– Отстань! Иди отсюда! Отстань, говорю!
Когда мы равняемся с заветным закоулком, я бесцеремонно хватаю
его за штанину, придерживая, чтоб не убёг ненароком. Одновременно
озираюсь – никого. Только я его собираюсь скрутить, как негодник
достает из спрятанной под мышкой кобуры маленький кинжал. Точнее,
стилет[1]. Взмахивает им, наивно
полагая, что я испугаюсь. Кто-нибудь другой, может, дал бы деру, но
не я. Наоборот, такие штучки мне нужны. Люблю кинжальчики, заточки,
финки, все такое. У меня дома даже небольшая коллекция есть. Все, с
кем я дружу – а это на девяносто процентов парни – знают, что
лучший подарок Настьке – это какой-нибудь красивенький ножичек.
Выпрямляюсь, перехватываю руку с оружием, заламываю, и, затыкая
рот парню, чтоб не поднял лишнего шума, тащу на место преступления,
еще разок посмотрев, всё ли чисто. Обращаю внимание на менестреля,
вальяжно шатающегося поблизости и распевающего скабрезные частушки,
но он вроде как не просек, так что продолжим.
Припечатываю несчастного к стене, скидываю шляпу, приставляю
стилетик к горлу. От изумления и страха у малого глаза чуть из
орбит не лезут.
– Вижу, признал, – говорю ему. – Да, это я, рыжая бестия.
Надеюсь, ты понимаешь, что надо соблюдать тишину?
Парнишка трясется, как осиновый лист.
– Кивни что ли, а то непонятно, дошло до тебя или нет.
Судорожно кивает. Ну, прямо как маленький мальчик, сейчас
штанишки намочит.
– Если будешь делать всё, что скажу – уйдешь цел и здоров,
понял? Скажи: понял.
– Понял, – лопочет он.
– Отлично. Теперь давай, раздевайся.
– Че… чего?
– Я тебя граблю, «чего»! Мне одежда твоя нужна. Вся, вплоть до
трусов. Дошло? И пошевеливайся, время идет. А то зарежу. Чик под
лопатку! Знаешь, как больно? Так что, сладенький, слушайся меня и
выполняй требование. Одежду ложи вот на бочку. И кошель туда же. О!

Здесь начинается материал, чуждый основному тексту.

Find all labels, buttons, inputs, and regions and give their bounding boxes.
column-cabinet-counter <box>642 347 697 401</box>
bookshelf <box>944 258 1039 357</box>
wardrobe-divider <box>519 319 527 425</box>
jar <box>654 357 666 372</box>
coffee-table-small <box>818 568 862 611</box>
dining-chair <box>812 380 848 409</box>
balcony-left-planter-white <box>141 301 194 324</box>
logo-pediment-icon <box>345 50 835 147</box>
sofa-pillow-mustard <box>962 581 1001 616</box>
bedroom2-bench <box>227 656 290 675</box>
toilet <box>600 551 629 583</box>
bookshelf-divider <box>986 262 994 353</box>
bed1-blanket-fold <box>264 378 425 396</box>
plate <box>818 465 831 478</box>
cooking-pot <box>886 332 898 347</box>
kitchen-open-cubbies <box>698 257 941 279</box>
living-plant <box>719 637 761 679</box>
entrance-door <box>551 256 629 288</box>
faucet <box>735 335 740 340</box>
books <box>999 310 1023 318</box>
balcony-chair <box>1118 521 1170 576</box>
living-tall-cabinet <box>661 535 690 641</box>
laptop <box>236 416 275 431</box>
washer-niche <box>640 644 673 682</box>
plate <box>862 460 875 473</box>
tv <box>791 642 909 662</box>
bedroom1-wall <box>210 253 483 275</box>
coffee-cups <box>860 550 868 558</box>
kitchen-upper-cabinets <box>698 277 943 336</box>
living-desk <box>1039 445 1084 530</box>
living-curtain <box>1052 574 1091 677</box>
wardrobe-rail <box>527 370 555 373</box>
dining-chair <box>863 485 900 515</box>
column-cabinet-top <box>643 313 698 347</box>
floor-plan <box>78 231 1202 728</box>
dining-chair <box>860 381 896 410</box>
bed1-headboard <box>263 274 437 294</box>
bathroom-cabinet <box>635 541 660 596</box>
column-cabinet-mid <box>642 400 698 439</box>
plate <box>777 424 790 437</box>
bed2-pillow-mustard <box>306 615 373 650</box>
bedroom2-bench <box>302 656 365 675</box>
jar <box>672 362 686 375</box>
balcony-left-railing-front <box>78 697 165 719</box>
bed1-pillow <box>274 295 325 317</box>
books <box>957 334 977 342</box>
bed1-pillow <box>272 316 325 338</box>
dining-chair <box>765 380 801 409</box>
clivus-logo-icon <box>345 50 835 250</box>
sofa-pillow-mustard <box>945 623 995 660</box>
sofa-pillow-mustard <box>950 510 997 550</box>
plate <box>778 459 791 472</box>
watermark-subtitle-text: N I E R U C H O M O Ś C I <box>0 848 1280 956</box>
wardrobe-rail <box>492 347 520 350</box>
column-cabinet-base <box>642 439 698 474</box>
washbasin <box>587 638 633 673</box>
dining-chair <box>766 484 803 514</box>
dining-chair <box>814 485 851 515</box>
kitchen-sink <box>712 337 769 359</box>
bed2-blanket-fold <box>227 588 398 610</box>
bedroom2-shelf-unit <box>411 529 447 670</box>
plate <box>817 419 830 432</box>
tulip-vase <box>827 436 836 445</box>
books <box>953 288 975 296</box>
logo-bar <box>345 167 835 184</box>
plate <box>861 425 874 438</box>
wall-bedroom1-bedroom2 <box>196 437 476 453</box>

Точно! Деньги на бочку, ха-ха! Да не волнуйся ты так, маменька с
папенькой тебе новые купят.
Парень оказывается каким-то квелым. Пришлось отвесить пару
оплеух, чтобы не дай бог в обморок не упал. Подействовало. Когда
стянул рубашку, обнажились кожа да кости.
– Ой, а что ты такой хлюпик? – не выдерживаю я. – У тебя тело,
дружочек, как у моей сестренки. Ух ты бедненький мой! Ты продолжай,
продолжай – добрая тетя не обидит.
Пока он раздевается, я быстренько стаскиваю с себя нищенское
хламье, затем и платье. Обращаю внимание на панталоны. С кружевами
и – о боже, какой кошмар! – с разрезом в интересном месте, чтобы
посикать не снимая. Более убогое нижнее белье трудно вообразить.
Интересно, кто меня, бесчувственную, переодевал в казематах? Неужто
стражники? Небось облапали всю. Бррр! От одной только мысли дурно
становится. К черту панталоны! Снимаю и остаюсь пред жертвой в чем
мать родила. Реакция парня, конечно, забавляет. Он вытягивается
так, словно узрел чудовище, жмурится, и бормочет молитву. Набор
слов, что-то о каком-то Табе, о черноокой Уйнне, что укажет путь.
Не могу удержаться, чтоб не постебать напоследок мальчика.